Based on the amount of stock outstanding after the offering, the IPO price gives San Francisco-based Uber a market value of $75.5 billion USD, just below its last private market value of $76 billion. The fully diluted value, including restricted stock units and other shares, could be about $82 billion USD.
At that valuation, Uber is worth almost as much as Ford and General Motors combined. It will also have a valuation just above Goldman Sachs and be significantly larger than the electric-car maker Tesla. It is almost five times as valuable as rival ride-hailing company Lyft.
At that price, Uber announced, it would raise $8.1 billion USD to fund expansion into new markets and the continued development of expensive projects such as its driverless car and food-delivery divisions.
But it had hoped for a higher valuation. Appetite for the stock is thought to have been dampened by the limp performance of shares in rival Lyft, which floated in March and has since lost 27% of its IPO strike price.

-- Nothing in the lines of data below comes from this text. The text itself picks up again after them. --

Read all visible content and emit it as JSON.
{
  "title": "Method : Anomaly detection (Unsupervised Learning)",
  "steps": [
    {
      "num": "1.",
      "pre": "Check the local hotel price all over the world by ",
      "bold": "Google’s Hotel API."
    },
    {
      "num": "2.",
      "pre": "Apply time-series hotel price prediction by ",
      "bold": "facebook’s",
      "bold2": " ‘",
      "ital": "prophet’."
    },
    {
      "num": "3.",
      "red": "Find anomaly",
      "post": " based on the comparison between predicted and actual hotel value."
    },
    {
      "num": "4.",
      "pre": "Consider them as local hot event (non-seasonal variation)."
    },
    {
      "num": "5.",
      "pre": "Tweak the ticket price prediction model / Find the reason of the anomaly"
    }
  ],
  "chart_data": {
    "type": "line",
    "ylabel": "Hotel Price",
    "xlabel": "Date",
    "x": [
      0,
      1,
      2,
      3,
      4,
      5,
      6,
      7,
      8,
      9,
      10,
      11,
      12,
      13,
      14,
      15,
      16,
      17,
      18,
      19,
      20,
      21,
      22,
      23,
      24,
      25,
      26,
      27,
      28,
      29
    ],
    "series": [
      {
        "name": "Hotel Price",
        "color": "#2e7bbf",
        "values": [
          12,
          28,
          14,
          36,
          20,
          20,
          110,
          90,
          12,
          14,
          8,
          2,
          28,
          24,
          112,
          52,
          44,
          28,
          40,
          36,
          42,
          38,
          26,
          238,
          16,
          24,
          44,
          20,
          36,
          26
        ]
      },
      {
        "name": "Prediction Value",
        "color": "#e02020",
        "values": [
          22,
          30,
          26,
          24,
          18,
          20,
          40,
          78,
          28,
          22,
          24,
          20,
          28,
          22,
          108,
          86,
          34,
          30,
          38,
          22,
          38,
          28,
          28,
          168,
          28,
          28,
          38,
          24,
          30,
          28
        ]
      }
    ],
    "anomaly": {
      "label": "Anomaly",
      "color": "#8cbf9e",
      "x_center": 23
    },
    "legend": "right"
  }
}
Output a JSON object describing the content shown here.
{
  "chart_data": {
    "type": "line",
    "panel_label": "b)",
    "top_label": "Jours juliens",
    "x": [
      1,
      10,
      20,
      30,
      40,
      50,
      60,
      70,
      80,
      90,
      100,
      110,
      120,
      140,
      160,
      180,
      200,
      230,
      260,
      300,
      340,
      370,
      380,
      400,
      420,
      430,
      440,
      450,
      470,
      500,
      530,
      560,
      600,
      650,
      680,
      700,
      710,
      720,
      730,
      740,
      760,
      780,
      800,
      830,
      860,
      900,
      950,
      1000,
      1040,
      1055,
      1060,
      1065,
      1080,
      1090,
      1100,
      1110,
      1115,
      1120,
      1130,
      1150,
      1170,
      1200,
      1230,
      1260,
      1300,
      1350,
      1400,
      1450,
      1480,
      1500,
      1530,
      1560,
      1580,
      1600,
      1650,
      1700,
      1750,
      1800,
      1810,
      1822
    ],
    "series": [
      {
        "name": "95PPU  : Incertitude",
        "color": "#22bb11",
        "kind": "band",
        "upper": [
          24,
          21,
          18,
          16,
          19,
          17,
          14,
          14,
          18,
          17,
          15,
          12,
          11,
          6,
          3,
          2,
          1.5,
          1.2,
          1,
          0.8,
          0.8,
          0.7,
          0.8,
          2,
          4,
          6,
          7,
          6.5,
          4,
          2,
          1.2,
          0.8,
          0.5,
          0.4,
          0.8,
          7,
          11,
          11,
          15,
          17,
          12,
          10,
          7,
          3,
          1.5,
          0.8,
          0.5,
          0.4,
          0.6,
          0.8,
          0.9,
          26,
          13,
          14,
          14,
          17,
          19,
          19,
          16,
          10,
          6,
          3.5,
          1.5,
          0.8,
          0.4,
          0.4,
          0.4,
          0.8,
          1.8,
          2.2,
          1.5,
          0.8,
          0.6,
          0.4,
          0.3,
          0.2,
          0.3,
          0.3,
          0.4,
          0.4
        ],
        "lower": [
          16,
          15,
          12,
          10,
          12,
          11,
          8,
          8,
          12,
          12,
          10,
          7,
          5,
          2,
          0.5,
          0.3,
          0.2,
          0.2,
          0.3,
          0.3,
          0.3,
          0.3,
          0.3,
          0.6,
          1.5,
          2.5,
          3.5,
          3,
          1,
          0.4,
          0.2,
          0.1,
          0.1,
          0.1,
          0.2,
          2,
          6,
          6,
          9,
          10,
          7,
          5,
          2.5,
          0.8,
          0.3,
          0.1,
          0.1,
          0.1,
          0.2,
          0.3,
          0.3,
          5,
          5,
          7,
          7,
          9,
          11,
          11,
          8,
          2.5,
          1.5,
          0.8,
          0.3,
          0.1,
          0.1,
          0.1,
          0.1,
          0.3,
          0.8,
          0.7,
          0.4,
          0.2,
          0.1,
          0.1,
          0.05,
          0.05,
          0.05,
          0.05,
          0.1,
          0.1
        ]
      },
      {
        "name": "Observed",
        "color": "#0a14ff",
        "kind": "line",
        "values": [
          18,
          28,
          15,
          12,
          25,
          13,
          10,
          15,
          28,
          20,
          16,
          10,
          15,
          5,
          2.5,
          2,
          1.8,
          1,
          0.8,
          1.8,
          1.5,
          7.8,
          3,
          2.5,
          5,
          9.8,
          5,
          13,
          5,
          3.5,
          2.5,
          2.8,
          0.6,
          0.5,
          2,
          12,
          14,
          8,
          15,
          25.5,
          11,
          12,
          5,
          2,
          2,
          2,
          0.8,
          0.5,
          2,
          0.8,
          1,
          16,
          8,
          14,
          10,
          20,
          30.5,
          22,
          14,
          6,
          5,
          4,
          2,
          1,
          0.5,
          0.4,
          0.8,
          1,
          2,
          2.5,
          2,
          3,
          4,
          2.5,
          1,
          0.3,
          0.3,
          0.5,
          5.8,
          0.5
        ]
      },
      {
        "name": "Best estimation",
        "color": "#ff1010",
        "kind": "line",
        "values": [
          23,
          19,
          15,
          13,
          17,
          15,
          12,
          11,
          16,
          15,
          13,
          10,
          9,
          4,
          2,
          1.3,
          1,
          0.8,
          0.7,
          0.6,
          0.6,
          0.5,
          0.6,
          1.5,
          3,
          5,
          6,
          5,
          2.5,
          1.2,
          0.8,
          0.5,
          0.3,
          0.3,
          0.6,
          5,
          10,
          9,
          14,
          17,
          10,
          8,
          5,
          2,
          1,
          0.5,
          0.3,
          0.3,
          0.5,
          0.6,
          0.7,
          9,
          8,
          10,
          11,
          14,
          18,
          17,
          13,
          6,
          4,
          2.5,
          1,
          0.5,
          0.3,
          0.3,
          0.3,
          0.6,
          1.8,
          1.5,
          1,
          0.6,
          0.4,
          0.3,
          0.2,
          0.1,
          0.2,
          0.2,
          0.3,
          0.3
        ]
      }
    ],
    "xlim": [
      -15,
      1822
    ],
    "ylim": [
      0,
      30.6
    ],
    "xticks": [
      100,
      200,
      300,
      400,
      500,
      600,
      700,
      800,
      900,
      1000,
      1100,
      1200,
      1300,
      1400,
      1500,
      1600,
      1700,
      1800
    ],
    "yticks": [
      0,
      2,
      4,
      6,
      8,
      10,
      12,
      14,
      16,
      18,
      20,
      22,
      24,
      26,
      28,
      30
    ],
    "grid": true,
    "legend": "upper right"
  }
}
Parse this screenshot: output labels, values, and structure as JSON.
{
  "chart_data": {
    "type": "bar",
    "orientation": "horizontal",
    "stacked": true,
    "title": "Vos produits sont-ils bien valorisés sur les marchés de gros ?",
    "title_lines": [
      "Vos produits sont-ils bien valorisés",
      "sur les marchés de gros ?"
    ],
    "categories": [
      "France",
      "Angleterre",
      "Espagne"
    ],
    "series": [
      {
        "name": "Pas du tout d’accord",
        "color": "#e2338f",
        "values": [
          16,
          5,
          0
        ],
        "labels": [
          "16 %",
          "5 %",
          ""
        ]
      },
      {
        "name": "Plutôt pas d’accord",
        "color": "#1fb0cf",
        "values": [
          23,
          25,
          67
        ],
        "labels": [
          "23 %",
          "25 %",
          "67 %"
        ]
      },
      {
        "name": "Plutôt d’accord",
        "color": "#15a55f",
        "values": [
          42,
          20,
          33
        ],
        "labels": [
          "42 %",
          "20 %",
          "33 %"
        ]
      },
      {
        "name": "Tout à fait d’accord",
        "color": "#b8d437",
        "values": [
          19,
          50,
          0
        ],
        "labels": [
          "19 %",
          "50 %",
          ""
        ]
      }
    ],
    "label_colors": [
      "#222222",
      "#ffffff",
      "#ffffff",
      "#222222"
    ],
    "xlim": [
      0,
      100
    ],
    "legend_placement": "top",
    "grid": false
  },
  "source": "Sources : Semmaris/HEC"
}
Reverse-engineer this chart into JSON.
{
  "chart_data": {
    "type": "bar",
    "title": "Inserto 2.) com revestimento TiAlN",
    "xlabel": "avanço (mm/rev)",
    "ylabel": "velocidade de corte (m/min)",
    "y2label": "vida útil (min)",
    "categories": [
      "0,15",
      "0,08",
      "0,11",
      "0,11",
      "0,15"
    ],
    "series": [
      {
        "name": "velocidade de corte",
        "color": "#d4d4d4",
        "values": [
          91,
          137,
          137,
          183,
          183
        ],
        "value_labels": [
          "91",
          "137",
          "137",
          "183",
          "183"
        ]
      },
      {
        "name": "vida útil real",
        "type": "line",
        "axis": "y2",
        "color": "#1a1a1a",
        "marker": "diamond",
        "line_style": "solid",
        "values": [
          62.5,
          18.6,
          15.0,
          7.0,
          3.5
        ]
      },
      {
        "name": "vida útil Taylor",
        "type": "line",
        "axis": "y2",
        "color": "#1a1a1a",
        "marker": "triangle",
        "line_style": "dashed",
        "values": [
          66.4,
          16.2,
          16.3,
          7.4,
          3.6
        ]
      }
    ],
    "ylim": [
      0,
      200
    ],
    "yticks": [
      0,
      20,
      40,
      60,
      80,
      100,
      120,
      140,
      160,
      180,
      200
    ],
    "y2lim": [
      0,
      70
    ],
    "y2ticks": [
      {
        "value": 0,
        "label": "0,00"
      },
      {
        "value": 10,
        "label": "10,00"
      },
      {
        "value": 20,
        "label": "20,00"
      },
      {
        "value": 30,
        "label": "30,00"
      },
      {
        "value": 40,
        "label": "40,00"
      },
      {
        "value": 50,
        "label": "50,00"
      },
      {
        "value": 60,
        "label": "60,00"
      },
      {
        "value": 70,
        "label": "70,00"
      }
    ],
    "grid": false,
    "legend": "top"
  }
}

“We view Uber’s conservative pricing as a smart and prudent strategy coming out of the box as it clearly learned from its ‘little brother’ Lyft, and the experience it has gone through over the past month,” Wedbush Securities analyst Dan Ives said.
The IPO pricing was a balancing act for Uber’s team of underwriting banks, led by Morgan Stanley, Goldman Sachs, and Bank of America Merrill Lynch, to negotiate a good price while leaving some upside to ensure the stock trades up on its market debut.
The ride-hailing service is expected to begin trading on the New York Stock Exchange on Friday under the symbol “UBER.”